How To Make Kerala-Style Lemon Curry

How To Make Kerala-Style Lemon Curry

Enjoy the vibrant flavors of Kerala with this delightful Kerala-style Lemon Curry recipe. Bursting with tangy lemons, fiery green chilies, and an aromatic blend of spices, this curry is a true celebration of South Indian cuisine.

The recipe begins by gently boiling whole lemons to soften their skin, preserving their juicy essence. Sliced and mixed with finely chopped onions, green chilies, and fragrant curry leaves, the lemons are then infused with the bold flavors of mustard seeds, fenugreek powder, coriander powder, and Kashmiri chili powder.

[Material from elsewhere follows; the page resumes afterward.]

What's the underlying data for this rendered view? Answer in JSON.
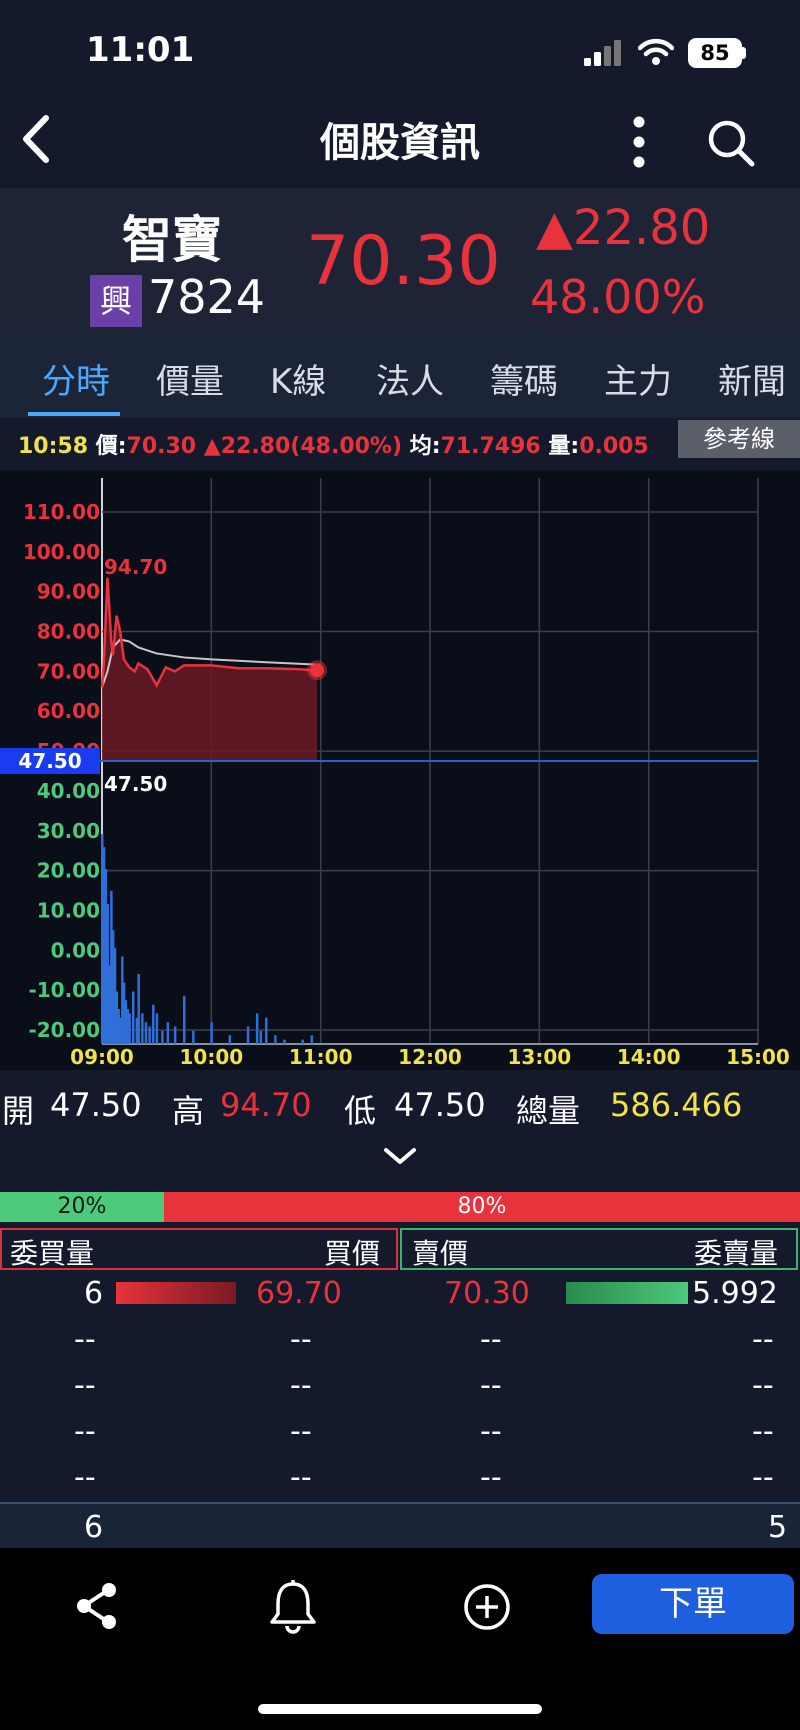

Cooked to perfection in coconut oil, this curry captures the essence of Kerala’s culinary heritage. A touch of brown sugar adds a subtle sweetness, balancing the tanginess of the lemons and enhancing the complexity of the flavors.

kerala style lemon curry

How To Make Kerala Style Lemon Curry

This recipe presents a flavorful Lemon Curry dish made with tangy lemons, spicy green chilies, and aromatic spices. The lemons are first softened by boiling, then sliced and mixed with a blend of onions, curry leaves, and a medley of spices including mustard seeds, fenugreek powder, coriander powder, and Kashmiri chili powder.
Prep Time 10 minutes
Cook Time 20 minutes
Course Side Dish
Cuisine Indian
Servings 12

Ingredients
  

  • 12 medium lemons
  • 10-12 green chilies
  • 2 medium onions
  • 1 teaspoon mustard seeds
  • 2 teaspoons fenugreek powder
  • 3 teaspoons asafoetida powder
  • 2 teaspoons coriander powder
  • 1-2 tablespoon Kashmiri chili powder or 2 tsp chili powder
  • 1 teaspoon brown sugar, Optional
  • 2 dried red chilies
  • 2 sprigs of curry leaves
  • 4 tablespoons coconut oil
  • Salt to taste
  • Water as needed

Instructions
 

  • Begin by boiling 4-5 cups of water with 1 tablespoon of salt and 1/2 teaspoon of turmeric. Immerse the whole lemons into the boiling water, ensuring they are fully covered. Boil for 2-3 minutes to soften the outer skin without splitting. Turn off the heat and let the lemons soak in the water for an additional 30 minutes, covered. Then, remove them from the water and allow them to cool completely.
  • Once cooled, trim both ends of the lemons. Cut them in half and then slice each half lengthwise into thin slices, removing the white part and seeds. Preserve as much juice as possible. Place the sliced lemons in a bowl and add 1 tablespoon of salt. Set aside.
  • Finely chop the green chilies and onions.
  • In a pan over medium heat, heat the coconut oil. Add mustard seeds and let them splutter, then add the dried red chilies and sauté for a minute.
  • Add the chopped onions, curry leaves, and green chilies. Cook until they turn light golden brown.
  • Lower the heat and add fenugreek powder, asafoetida powder, coriander powder, and Kashmiri chili powder. Mix well.
  • Add the sliced lemons to the spice mixture and gently stir to coat them with the spices.
  • Cook the lemon mixture on low heat for about 8-10 minutes, stirring occasionally to prevent sticking.
  • Optional: Add 1 teaspoon of brown sugar to the lemon curry. Adjust salt and spice levels according to taste preferences.
  • Once cooked, allow the lemon curry to cool to room temperature.
  • Transfer the lemon curry to a clean, dry, airtight container. Ensure both the container and spoon are dry to prevent spoilage.
  • The lemon curry can be used immediately or stored for later use.

Notes

You can also add 1/2 tsp mustard seed powder to enhance the taste.
Keyword Kerala Lemon Pickle

This Kerala-style Lemon Curry can be savored as a standalone dish or paired with steamed rice or biryani. If you’re looking for a new recipe to try, this zesty curry promises to tantalize your taste buds with every mouthful.